In St. Louis, some raw sewage was pumped into the river from the city's antiquated sewer system to prevent water pressure from backing sewage into homes.

"We don't like it, but the alternative isn't so attractive either," said Terry Briggs, communications director for the Metropolitan Sewer District.

Ahead of the advancing Mississippi crest, it was difficult to believe that the worst was yet to come.

At hard-hit Davenport, Iowa, one of the few river cities with no levees or flood walls, the Mississippi was at 22.4 feet, Saturday, down 0.2 of a foot from its record crest Thursday and Friday but still 7.4 feet above flood stage.

The Mississippi and Missouri rivers created a double threat for St. Charles County, Mo., just north of St. Louis.

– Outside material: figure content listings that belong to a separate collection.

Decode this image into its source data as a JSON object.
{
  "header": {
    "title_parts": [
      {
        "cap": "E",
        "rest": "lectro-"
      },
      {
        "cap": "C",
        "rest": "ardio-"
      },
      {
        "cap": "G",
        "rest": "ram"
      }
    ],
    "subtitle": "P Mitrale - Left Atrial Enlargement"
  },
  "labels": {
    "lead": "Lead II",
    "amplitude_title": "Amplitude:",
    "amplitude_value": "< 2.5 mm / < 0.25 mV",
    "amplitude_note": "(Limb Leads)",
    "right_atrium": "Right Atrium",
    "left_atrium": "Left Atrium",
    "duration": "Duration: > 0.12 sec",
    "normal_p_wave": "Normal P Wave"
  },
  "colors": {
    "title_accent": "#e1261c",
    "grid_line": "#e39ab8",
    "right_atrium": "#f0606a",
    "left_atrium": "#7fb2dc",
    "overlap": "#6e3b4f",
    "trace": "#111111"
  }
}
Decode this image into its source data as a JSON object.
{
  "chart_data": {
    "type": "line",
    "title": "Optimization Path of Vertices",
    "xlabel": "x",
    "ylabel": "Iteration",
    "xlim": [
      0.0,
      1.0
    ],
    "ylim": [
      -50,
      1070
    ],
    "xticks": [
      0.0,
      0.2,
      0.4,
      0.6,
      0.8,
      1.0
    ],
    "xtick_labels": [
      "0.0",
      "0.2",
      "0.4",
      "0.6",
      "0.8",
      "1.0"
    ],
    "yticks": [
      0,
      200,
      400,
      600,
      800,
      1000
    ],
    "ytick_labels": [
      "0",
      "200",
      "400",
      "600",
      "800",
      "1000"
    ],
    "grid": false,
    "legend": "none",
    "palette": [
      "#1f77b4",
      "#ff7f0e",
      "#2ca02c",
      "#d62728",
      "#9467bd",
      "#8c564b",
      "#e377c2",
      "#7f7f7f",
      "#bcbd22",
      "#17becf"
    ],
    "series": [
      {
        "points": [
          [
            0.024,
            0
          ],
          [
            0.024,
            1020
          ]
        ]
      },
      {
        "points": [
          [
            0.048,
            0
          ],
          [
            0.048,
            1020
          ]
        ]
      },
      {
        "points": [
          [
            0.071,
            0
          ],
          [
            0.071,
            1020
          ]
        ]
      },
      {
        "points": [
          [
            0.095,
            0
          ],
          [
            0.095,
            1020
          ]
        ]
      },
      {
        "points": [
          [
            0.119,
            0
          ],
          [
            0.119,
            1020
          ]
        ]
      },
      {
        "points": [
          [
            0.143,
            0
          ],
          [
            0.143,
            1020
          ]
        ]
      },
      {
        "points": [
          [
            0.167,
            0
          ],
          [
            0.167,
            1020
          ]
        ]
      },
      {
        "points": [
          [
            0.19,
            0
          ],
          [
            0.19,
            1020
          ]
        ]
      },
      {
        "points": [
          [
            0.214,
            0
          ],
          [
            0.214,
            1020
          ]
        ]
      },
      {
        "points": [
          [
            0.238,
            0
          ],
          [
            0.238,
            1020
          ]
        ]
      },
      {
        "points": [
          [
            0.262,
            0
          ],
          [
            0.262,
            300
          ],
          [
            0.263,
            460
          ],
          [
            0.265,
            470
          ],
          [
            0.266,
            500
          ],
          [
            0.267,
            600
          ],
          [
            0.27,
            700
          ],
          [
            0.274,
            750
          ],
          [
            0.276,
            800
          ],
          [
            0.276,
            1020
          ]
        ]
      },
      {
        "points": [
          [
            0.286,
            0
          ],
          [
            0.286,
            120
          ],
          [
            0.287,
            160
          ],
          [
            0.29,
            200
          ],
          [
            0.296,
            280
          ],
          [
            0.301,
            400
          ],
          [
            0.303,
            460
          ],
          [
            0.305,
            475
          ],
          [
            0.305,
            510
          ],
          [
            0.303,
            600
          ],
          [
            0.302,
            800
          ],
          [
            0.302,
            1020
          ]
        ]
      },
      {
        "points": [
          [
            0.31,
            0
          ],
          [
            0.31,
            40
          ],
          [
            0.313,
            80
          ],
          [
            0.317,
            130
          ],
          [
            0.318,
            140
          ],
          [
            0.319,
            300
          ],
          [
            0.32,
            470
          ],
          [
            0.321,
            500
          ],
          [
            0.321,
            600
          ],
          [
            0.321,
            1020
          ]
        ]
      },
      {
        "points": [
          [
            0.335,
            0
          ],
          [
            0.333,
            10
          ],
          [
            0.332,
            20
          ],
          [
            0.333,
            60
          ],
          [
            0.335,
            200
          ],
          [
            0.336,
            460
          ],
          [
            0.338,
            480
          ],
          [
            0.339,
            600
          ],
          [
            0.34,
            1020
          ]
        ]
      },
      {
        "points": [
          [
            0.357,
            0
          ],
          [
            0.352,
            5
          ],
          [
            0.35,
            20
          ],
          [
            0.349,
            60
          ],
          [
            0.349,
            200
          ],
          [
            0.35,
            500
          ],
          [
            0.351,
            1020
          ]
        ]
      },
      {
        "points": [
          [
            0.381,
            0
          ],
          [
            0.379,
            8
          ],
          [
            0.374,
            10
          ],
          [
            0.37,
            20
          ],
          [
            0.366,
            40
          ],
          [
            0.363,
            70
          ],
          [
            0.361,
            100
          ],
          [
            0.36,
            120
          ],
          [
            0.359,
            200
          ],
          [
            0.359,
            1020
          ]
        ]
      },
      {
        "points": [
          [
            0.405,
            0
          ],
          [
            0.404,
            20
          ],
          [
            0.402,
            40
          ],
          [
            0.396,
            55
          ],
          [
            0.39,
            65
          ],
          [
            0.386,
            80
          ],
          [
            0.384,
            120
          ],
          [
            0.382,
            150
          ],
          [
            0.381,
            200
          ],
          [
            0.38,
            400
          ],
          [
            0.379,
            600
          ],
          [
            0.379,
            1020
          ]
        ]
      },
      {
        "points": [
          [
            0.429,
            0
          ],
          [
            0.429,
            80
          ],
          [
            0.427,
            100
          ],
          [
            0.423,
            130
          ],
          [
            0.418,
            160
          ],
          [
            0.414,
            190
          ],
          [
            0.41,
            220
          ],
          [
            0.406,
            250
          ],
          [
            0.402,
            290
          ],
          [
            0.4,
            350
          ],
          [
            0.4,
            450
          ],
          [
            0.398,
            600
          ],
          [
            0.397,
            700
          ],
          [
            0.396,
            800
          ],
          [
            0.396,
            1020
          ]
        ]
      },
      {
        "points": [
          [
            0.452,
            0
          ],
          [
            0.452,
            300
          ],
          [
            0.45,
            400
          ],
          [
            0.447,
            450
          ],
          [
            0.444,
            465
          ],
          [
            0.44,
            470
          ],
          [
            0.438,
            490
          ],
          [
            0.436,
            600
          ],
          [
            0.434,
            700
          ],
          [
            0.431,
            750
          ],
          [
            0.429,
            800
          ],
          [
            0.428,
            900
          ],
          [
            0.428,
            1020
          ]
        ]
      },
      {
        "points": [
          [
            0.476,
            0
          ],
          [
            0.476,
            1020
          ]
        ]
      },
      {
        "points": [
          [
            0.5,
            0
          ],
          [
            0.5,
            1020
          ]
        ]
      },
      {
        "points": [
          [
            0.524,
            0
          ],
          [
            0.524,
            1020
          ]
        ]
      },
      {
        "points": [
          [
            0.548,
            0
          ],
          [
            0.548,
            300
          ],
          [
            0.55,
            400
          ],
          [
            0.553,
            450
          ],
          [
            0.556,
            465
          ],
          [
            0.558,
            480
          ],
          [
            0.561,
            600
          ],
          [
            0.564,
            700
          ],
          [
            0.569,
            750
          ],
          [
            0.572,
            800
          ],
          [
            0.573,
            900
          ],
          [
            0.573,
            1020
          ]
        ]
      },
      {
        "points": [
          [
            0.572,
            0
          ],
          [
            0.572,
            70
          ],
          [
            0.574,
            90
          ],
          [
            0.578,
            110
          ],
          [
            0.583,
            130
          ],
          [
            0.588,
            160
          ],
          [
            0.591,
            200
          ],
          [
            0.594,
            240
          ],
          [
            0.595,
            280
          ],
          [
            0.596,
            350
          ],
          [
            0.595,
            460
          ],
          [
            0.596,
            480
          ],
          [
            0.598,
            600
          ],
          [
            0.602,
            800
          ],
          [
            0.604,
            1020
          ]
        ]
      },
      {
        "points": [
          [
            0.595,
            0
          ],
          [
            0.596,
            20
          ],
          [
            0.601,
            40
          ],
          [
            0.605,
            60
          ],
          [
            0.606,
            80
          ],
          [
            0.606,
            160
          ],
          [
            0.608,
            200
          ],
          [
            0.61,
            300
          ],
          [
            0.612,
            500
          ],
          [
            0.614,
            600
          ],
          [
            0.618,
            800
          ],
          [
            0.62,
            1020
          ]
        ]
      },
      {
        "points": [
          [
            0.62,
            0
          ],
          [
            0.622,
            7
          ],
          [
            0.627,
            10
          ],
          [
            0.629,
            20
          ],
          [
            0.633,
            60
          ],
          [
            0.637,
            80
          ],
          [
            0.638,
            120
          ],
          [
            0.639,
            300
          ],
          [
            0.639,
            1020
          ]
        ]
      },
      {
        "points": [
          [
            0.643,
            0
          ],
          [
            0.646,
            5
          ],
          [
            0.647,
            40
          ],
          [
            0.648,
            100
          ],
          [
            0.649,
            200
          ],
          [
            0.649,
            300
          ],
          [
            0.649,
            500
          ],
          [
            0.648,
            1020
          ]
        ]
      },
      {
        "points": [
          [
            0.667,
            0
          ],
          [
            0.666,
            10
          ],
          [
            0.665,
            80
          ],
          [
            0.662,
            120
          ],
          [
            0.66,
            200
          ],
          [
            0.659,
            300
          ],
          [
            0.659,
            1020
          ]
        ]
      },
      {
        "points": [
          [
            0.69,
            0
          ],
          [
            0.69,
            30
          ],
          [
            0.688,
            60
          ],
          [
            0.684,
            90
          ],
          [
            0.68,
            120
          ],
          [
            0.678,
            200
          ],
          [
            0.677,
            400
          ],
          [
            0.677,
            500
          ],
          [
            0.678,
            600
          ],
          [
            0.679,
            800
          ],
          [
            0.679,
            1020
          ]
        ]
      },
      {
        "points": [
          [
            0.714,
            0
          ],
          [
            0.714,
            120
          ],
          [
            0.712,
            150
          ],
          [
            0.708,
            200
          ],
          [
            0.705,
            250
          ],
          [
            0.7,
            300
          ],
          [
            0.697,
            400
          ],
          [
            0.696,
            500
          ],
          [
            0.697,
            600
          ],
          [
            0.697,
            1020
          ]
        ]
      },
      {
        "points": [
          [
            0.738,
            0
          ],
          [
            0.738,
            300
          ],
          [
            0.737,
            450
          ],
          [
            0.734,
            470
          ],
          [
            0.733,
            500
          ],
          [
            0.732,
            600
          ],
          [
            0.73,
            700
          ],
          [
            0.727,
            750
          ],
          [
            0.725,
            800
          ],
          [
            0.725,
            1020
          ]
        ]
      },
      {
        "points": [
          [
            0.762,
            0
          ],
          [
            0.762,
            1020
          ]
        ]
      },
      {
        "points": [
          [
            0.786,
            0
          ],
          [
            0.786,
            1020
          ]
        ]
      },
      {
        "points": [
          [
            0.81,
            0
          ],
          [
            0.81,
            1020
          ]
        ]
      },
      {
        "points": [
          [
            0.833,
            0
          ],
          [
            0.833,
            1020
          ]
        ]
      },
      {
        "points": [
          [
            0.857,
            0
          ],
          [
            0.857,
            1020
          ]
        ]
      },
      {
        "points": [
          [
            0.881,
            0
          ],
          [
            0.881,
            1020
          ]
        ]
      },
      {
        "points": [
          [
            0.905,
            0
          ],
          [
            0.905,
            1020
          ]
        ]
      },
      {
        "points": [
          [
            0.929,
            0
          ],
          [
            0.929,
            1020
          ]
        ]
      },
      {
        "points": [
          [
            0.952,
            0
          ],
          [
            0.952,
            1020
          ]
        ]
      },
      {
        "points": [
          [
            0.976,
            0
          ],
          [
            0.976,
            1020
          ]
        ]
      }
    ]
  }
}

Part of the county forms a peninsula separating the two rivers as they approach their confluence.

Missouri's state Emergency Management Agency said about 14,000 people around the state had been evacuated because of flooding on the Mississippi and Missouri.

At least 6,000 people have been forced from their homes along the Mississippi and other streams in Illinois, and 2,700 National Guardsmen have been mobilized, state officials said. Iowa had at least 4,000 families out of their homes.

In historic Ste. Genevieve, 60 miles south of St. Louis, National Guard troops and residents were down to their last sandbags as they fought to protect the 18th- and 19th-century French colonial-style buildings that earned the city a spot on the National Register of Historic Places. Another shipment of 150,000 sandbags was expected from Memphis.